Quite so! You have not observed. And yet you have seen. That is just my point. Now, I know that there are seventeen steps, because I have both seen and observed.
—Arthur Conan Doyle (‘A Scandal in Bohemia’, section 1)
Had Marguerite Duras written nothing other than The Lover, it could be considered a book of great nuance and depth, full of thought-provoking reflections on human relationships, morality, and adolescence and the murky half-lights of colonialism, sexualities, and phenomenology. Duras has, however, written other books, and they are so much of a muchness with The Lover that the book itself becomes nearly indistinguishable from the aura of the writer. In trying to make sense of my own reaction as a reader, this tangle between opus and oeuvre does not, in this case, increase my sympathy; as I have mentioned earlier, Duras is not a writer I particularly admire. Why did I read The Lover, then? It was loaned to me two years ago and I wanted to return the book; it was briefly analyzed in Meander, Spiral, Explode in such a way as to make me wonder if my impatience with the author was perhaps a sign of my laziness as a reader; it was short.

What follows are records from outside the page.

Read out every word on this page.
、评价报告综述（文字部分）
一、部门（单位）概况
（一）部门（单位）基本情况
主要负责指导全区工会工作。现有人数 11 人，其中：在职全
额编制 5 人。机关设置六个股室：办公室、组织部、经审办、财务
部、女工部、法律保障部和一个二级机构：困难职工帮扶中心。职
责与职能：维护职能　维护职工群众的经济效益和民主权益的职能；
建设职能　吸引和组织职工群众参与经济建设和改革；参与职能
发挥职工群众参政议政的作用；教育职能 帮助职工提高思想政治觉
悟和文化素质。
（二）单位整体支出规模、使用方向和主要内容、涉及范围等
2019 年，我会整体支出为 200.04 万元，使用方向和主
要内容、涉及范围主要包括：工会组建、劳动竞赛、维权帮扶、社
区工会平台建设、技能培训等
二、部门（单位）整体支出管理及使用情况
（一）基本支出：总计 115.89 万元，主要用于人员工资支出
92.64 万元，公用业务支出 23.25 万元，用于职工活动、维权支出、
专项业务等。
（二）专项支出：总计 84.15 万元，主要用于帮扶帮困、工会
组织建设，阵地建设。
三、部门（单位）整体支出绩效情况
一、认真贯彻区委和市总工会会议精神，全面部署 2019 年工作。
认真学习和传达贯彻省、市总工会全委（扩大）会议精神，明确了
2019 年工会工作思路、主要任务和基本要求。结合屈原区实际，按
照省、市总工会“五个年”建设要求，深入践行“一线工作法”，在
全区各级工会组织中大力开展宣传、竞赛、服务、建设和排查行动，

What I want to seem I do seem, beautiful too if that’s what people want me to be. . . . I can become anything anyone wants me to be. And believe it. Believe I’m charming too. And when I believe it, and it becomes true for anyone seeing me who wants me to be according to his taste, I know that too.

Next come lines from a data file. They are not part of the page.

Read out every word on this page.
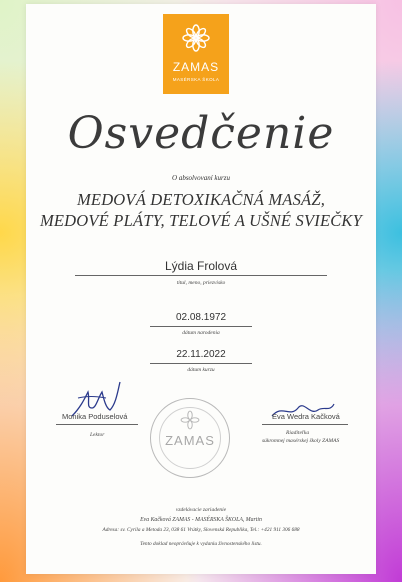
ZAMAS
MASÉRSKA ŠKOLA
Osvedčenie
O absolvovaní kurzu
MEDOVÁ DETOXIKAČNÁ MASÁŽ,
MEDOVÉ PLÁTY, TELOVÉ A UŠNÉ SVIEČKY
Lýdia Frolová
titul, meno, priezvisko
02.08.1972
dátum narodenia
22.11.2022
dátum kurzu
Monika Poduselová
Lektor	ZAMAS
Eva Wedra Kačková
Riaditeľka
súkromnej masérskej školy ZAMAS
vzdelávacie zariadenie
Eva Kačková ZAMAS - MASÉRSKA ŠKOLA, Martin
Adresa: sv. Cyrila a Metoda 23, 038 61 Vrútky, Slovenská Republika, Tel.: +421 911 306 688
Tento doklad neoprávňuje k vydaniu živnostenského listu.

—Marguerite Duras (The Lover, p. 18)
There is much to dislike in the book: the relationship with between the fifteen-year-old narrator and the twenty-seven-year-old parasitic son of a wealthy man; the narrator’s unpleasant family; the narrator’s half-lustful, half-loathing descriptions of her classmate; the way none of the characters seem to connect, but ping against each other while remaining apparently whole, intact, entire. Of course so much of small talk is just a sticking plaster to cover over the wounds of human contact, but the entire novel has the feeling of a confessional gush, as of a traveller talking to a stranger on a train or a boat or plane because there is no one else to talk to and the need to confess, or to express, is so urgent. This is a wound that requires stitches, though.
A very beautiful woman who looks at her reflection in the mirror can very well believe that she is that. An ugly woman knows that she is not that.
—Simone Weil (Gravity and Grace, p. 33)
In trying to describe The Lover, I would say, half-jokingly, that it is oversexed and underbred, because this is the sort of narrow-minded priggishness that might characterize a superficial reading of the novel. I felt somewhat guilty about this reaction, as it didn’t seem fair to judge to the novel in these terms. A look through the footnotes of The North China Lover – the more fully fleshed out version of the story, intended as a guide for a film version – indicates that this was, in fact, the effect intended: the narrator should have ‘an untamed curiosity, a lack of breeding, a lack, yes, of reticence’ (p. 61, note). Yet what is not said, what is left to the imagination, is so much of what makes the book tantalizing and (potentially) erotic that to have this confirmation that the book is to be judged so lightly, on its surfaces, on its superficialities, is disheartening. The Lover, then, is and only ever could be part of the cult of Duras, which focuses on the anxiety of desirability, of power wielded not through will or choice but through being. I am in the habit of finding this sort of sentimental nihilism unhelpful in my daily life and think it rather tedious when encountered in books – and The Lover, given the company in which it must be considered, is not an exception.